Lambert decided to celebrate the victory with a grand review of her battalion. It couldn't be said that they'd fought a battle, but they'd performed effectively in the field, keeping the ravies off while they protected Owensboro's civilian population.

Valentine recovered fast, as he always did, and managed to stand through the whole review.

They formed the men up, four companies strong plus an almost equal number of auxiliaries in an oversized "support pool."

The Southern Command "remainders" stood in a quiet group off to one side, watching the ex-Quislings in their polished boots and fresh uniforms.

"Our new regimental flag, my friends," Valentine said, pointing to a banner flying overhead. Even though they were a smallish regiment.

The flag couldn't be said to be fancy. Valentine had worked out the design with Ediyak, now in charge of the headquarters platoon.

He'd loosely based it on an old Free French flag. It was red and blue, with a big white five-pointed star dividing it at the center and large enough to touch the edges of the banner with its top point and bottom two feet. A little black pyramid with a Roman numeral I in silver filled the bottom-center between the two legs of the star.

With the flag flying, Lambert began the speech Valentine had written, largely cribbed from a military history book he'd swiped from Southern Command's service libraries.

"Legion soldier, you are a volunteer, serving the Cause of freedom with honor and teamwork.

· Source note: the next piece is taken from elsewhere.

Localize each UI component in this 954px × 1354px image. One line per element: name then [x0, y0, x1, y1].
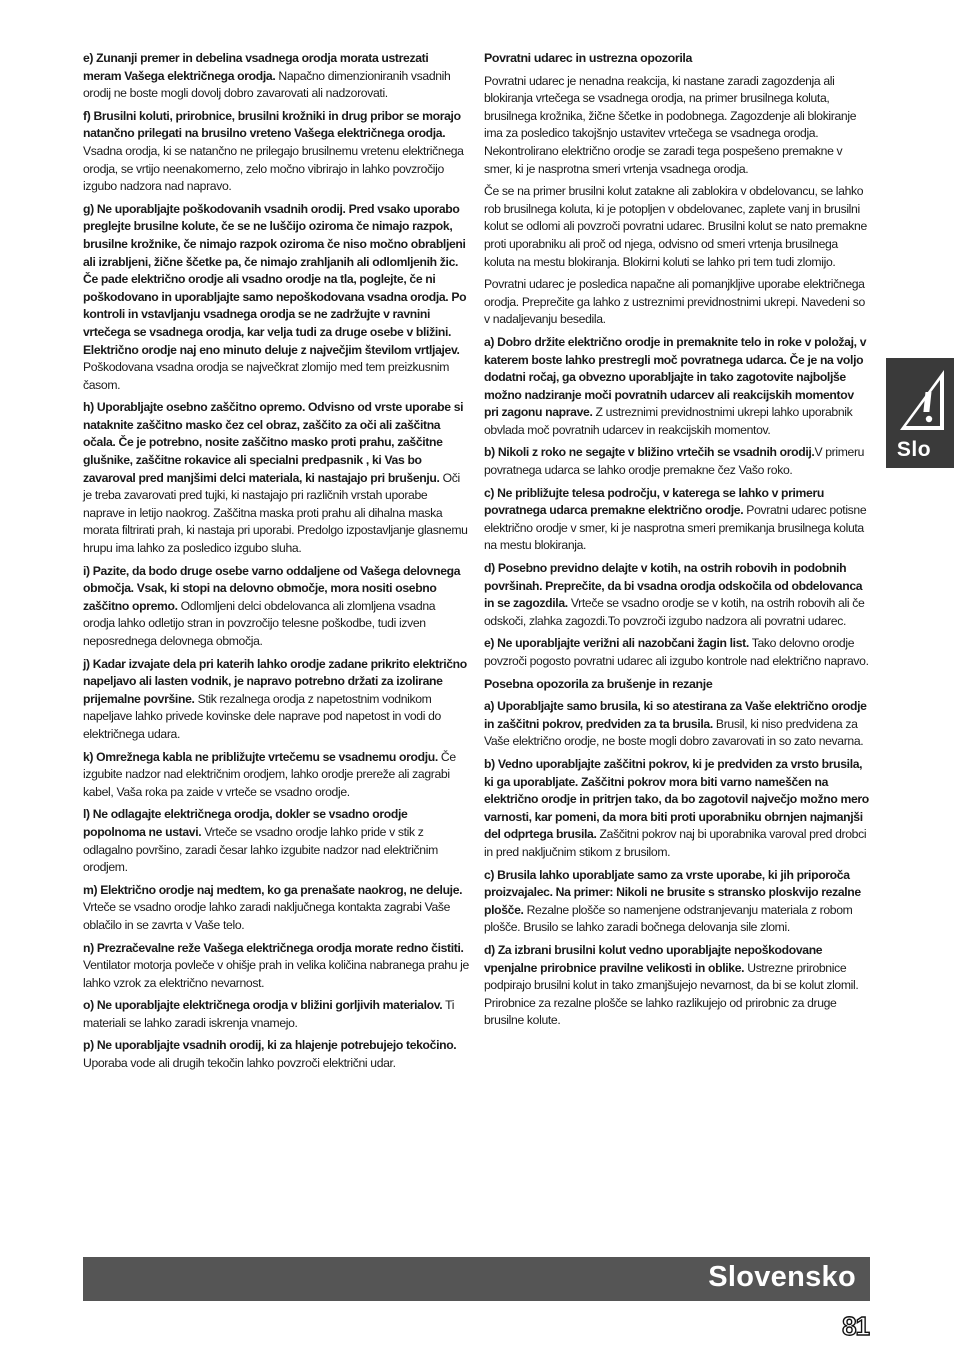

"Each legion soldier is your brother in arms, whatever his origin, his past, or his creed. You show to him the same respect that binds the members of the same family bloodline.

"You respect the traditions of these United States. Discipline and training are your strengths. Courage and truth are the virtues that will one day make you admired among your peers and in the history books.

"You are proud of your place in the legion. You are always orderly, clean, and ready. Your behavior will never give anyone reason to reproach you. Your person, your quarters, and your base are always clean and ready for any inspection or visitor.

"You are an elite soldier. You consider your weapon as your most precious possession. You constantly maintain your physical fitness, level of training, and readiness for action.

"Your mission is sacred. It is carried out until the end, in respect of the Constitution, the customs of war, and law of civil organization, if need be, at the risk of your own life in defense of these ideals.

"In combat you act without passion or hatred. You respect surrendered enemies. You never surrender your dead, your wounded, or your weapons.

"You consider all of the above your oath and will carry it out until released by your superiors or through death."

Ediyak modeled the new uniform. The cut was similar to his old shit detail company's utility-worker uniforms, right down to the tool vest, the padded knees and elbows (a simple fold of the fleece made for light and comfortable cushioning), and the pen holders on the shoulder. The outer shell was a thick nylon-blend canvas of Evansville tenting, the inner the soft fleece so generously supplied by Southern Command. The color was a rather uninspiring, but usefully muted, rifle green. She'd daubed hers with gray and brown and black into a camouflage pattern.

Valentine tried to read their faces. Were the men standing a little taller? He could tell Lambert's speech, the new flag, and the new uniform had their interest and attention.

He spent two frantic days trying to make contact with the Bulletproof. He wouldn't believe the news about Ahn-Kha until he heard his old friend's voice.